According to George, many of the world’s significant issues could not be addressed by one organization or church. Our world needed the global Church always holding truth in balance to work together.
Issues such as social care, hunger, injustice, discrimination, poverty and sharing the Good News of the Kingdom of God needed the loving and united effort of the global Church in all its diversity. George’s ability to relate to leaders across the denominational spectrum was as phenomenal as it was groundbreaking.
In his later years, an older and wiser George Verwer began to speak at every opportunity about how God works in and through a Church filled with human mistakes and sin.

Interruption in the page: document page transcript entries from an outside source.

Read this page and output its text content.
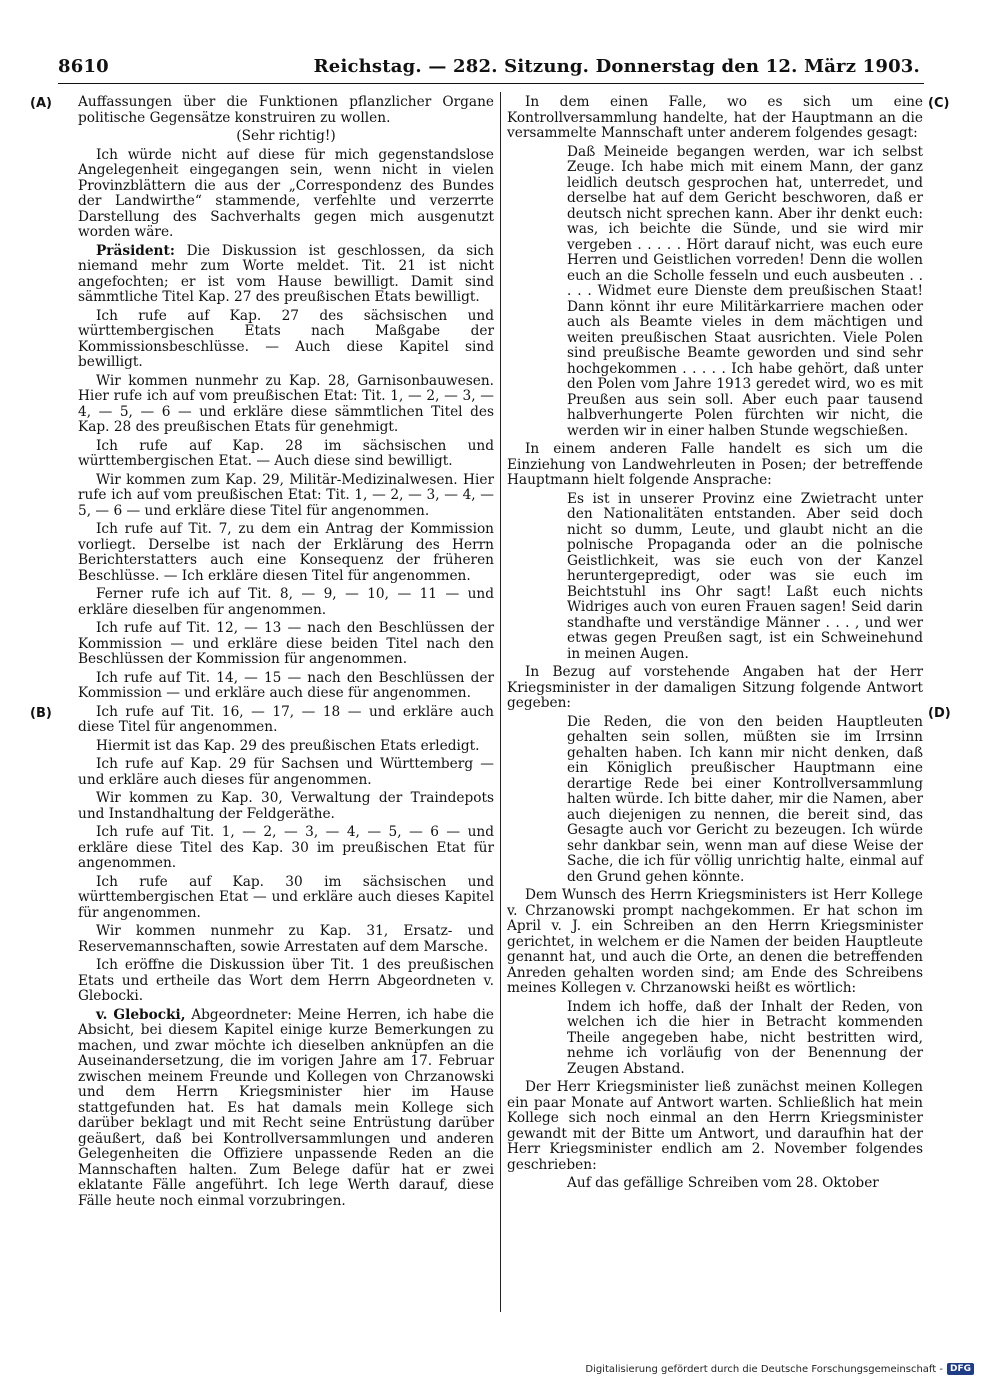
8610	Reichstag. — 282. Sitzung. Donnerstag den 12. März 1903.
(A)
(B)
(C)
(D)

Auffassungen über die Funktionen pflanzlicher Organe politische Gegensätze konstruiren zu wollen.

(Sehr richtig!)

Ich würde nicht auf diese für mich gegenstandslose Angelegenheit eingegangen sein, wenn nicht in vielen Provinzblättern die aus der „Correspondenz des Bundes der Landwirthe“ stammende, verfehlte und verzerrte Darstellung des Sachverhalts gegen mich ausgenutzt worden wäre.

Präsident: Die Diskussion ist geschlossen, da sich niemand mehr zum Worte meldet. Tit. 21 ist nicht angefochten; er ist vom Hause bewilligt. Damit sind sämmtliche Titel Kap. 27 des preußischen Etats bewilligt.

Ich rufe auf Kap. 27 des sächsischen und württembergischen Etats nach Maßgabe der Kommissionsbeschlüsse. — Auch diese Kapitel sind bewilligt.

Wir kommen nunmehr zu Kap. 28, Garnisonbauwesen. Hier rufe ich auf vom preußischen Etat: Tit. 1, — 2, — 3, — 4, — 5, — 6 — und erkläre diese sämmtlichen Titel des Kap. 28 des preußischen Etats für genehmigt.

Ich rufe auf Kap. 28 im sächsischen und württembergischen Etat. — Auch diese sind bewilligt.

Wir kommen zum Kap. 29, Militär-Medizinalwesen. Hier rufe ich auf vom preußischen Etat: Tit. 1, — 2, — 3, — 4, — 5, — 6 — und erkläre diese Titel für angenommen.

Ich rufe auf Tit. 7, zu dem ein Antrag der Kommission vorliegt. Derselbe ist nach der Erklärung des Herrn Berichterstatters auch eine Konsequenz der früheren Beschlüsse. — Ich erkläre diesen Titel für angenommen.

Ferner rufe ich auf Tit. 8, — 9, — 10, — 11 — und erkläre dieselben für angenommen.

Ich rufe auf Tit. 12, — 13 — nach den Beschlüssen der Kommission — und erkläre diese beiden Titel nach den Beschlüssen der Kommission für angenommen.

Ich rufe auf Tit. 14, — 15 — nach den Beschlüssen der Kommission — und erkläre auch diese für angenommen.

Ich rufe auf Tit. 16, — 17, — 18 — und erkläre auch diese Titel für angenommen.

Hiermit ist das Kap. 29 des preußischen Etats erledigt.

Ich rufe auf Kap. 29 für Sachsen und Württemberg — und erkläre auch dieses für angenommen.

Wir kommen zu Kap. 30, Verwaltung der Traindepots und Instandhaltung der Feldgeräthe.

Ich rufe auf Tit. 1, — 2, — 3, — 4, — 5, — 6 — und erkläre diese Titel des Kap. 30 im preußischen Etat für angenommen.

Ich rufe auf Kap. 30 im sächsischen und württembergischen Etat — und erkläre auch dieses Kapitel für angenommen.

Wir kommen nunmehr zu Kap. 31, Ersatz- und Reservemannschaften, sowie Arrestaten auf dem Marsche.

Ich eröffne die Diskussion über Tit. 1 des preußischen Etats und ertheile das Wort dem Herrn Abgeordneten v. Glebocki.

v. Glebocki, Abgeordneter: Meine Herren, ich habe die Absicht, bei diesem Kapitel einige kurze Bemerkungen zu machen, und zwar möchte ich dieselben anknüpfen an die Auseinandersetzung, die im vorigen Jahre am 17. Februar zwischen meinem Freunde und Kollegen von Chrzanowski und dem Herrn Kriegsminister hier im Hause stattgefunden hat. Es hat damals mein Kollege sich darüber beklagt und mit Recht seine Entrüstung darüber geäußert, daß bei Kontrollversammlungen und anderen Gelegenheiten die Offiziere unpassende Reden an die Mannschaften halten. Zum Belege dafür hat er zwei eklatante Fälle angeführt. Ich lege Werth darauf, diese Fälle heute noch einmal vorzubringen.

In dem einen Falle, wo es sich um eine Kontrollversammlung handelte, hat der Hauptmann an die versammelte Mannschaft unter anderem folgendes gesagt:

Daß Meineide begangen werden, war ich selbst Zeuge. Ich habe mich mit einem Mann, der ganz leidlich deutsch gesprochen hat, unterredet, und derselbe hat auf dem Gericht beschworen, daß er deutsch nicht sprechen kann. Aber ihr denkt euch: was, ich beichte die Sünde, und sie wird mir vergeben . . . . . Hört darauf nicht, was euch eure Herren und Geistlichen vorreden! Denn die wollen euch an die Scholle fesseln und euch ausbeuten . . . . . Widmet eure Dienste dem preußischen Staat! Dann könnt ihr eure Militärkarriere machen oder auch als Beamte vieles in dem mächtigen und weiten preußischen Staat ausrichten. Viele Polen sind preußische Beamte geworden und sind sehr hochgekommen . . . . . Ich habe gehört, daß unter den Polen vom Jahre 1913 geredet wird, wo es mit Preußen aus sein soll. Aber euch paar tausend halbverhungerte Polen fürchten wir nicht, die werden wir in einer halben Stunde wegschießen.

In einem anderen Falle handelt es sich um die Einziehung von Landwehrleuten in Posen; der betreffende Hauptmann hielt folgende Ansprache:

Es ist in unserer Provinz eine Zwietracht unter den Nationalitäten entstanden. Aber seid doch nicht so dumm, Leute, und glaubt nicht an die polnische Propaganda oder an die polnische Geistlichkeit, was sie euch von der Kanzel heruntergepredigt, oder was sie euch im Beichtstuhl ins Ohr sagt! Laßt euch nichts Widriges auch von euren Frauen sagen! Seid darin standhafte und verständige Männer . . . , und wer etwas gegen Preußen sagt, ist ein Schweinehund in meinen Augen.

In Bezug auf vorstehende Angaben hat der Herr Kriegsminister in der damaligen Sitzung folgende Antwort gegeben:

Die Reden, die von den beiden Hauptleuten gehalten sein sollen, müßten sie im Irrsinn gehalten haben. Ich kann mir nicht denken, daß ein Königlich preußischer Hauptmann eine derartige Rede bei einer Kontrollversammlung halten würde. Ich bitte daher, mir die Namen, aber auch diejenigen zu nennen, die bereit sind, das Gesagte auch vor Gericht zu bezeugen. Ich würde sehr dankbar sein, wenn man auf diese Weise der Sache, die ich für völlig unrichtig halte, einmal auf den Grund gehen könnte.

Dem Wunsch des Herrn Kriegsministers ist Herr Kollege v. Chrzanowski prompt nachgekommen. Er hat schon im April v. J. ein Schreiben an den Herrn Kriegsminister gerichtet, in welchem er die Namen der beiden Hauptleute genannt hat, und auch die Orte, an denen die betreffenden Anreden gehalten worden sind; am Ende des Schreibens meines Kollegen v. Chrzanowski heißt es wörtlich:

Indem ich hoffe, daß der Inhalt der Reden, von welchen ich die hier in Betracht kommenden Theile angegeben habe, nicht bestritten wird, nehme ich vorläufig von der Benennung der Zeugen Abstand.

Der Herr Kriegsminister ließ zunächst meinen Kollegen ein paar Monate auf Antwort warten. Schließlich hat mein Kollege sich noch einmal an den Herrn Kriegsminister gewandt mit der Bitte um Antwort, und daraufhin hat der Herr Kriegsminister endlich am 2. November folgendes geschrieben:

Auf das gefällige Schreiben vom 28. Oktober

Digitalisierung gefördert durch die Deutsche Forschungsgemeinschaft - DFG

Out of his vast experience with imperfect and broken leaders and their churches, came two books: Messiology and Confessions of a Toxic Perfectionist.
The message of these books is also his legacy in a world where younger and older Christians are confronted by the fall of prominent Christian leaders and the mess it leaves all around. George always saw God’s grace and second chances, especially in our biggest messes. He was quick to repent and never without a personal word about his inadequacy.
Losing George is losing my life’s mentor and my closest personal friend in the ministry. It is also an inspiration of a life lived well and a legacy now made complete with the words we all long to hear, “Well done, good and faithful servant.”
I can’t wait to see him again. In the meantime, with God’s help, let’s commit to living our lives more like he lived his own.
Archbishop Joseph D’Souza is an internationally renowned human and civil rights activist. He is the founder of Dignity Freedom Network, an organization that advocates for and delivers humanitarian aid to the marginalized and outcastes of South Asia. He is archbishop of the Anglican Good Shepherd Church of India and serves as the president of the All India Christian Council.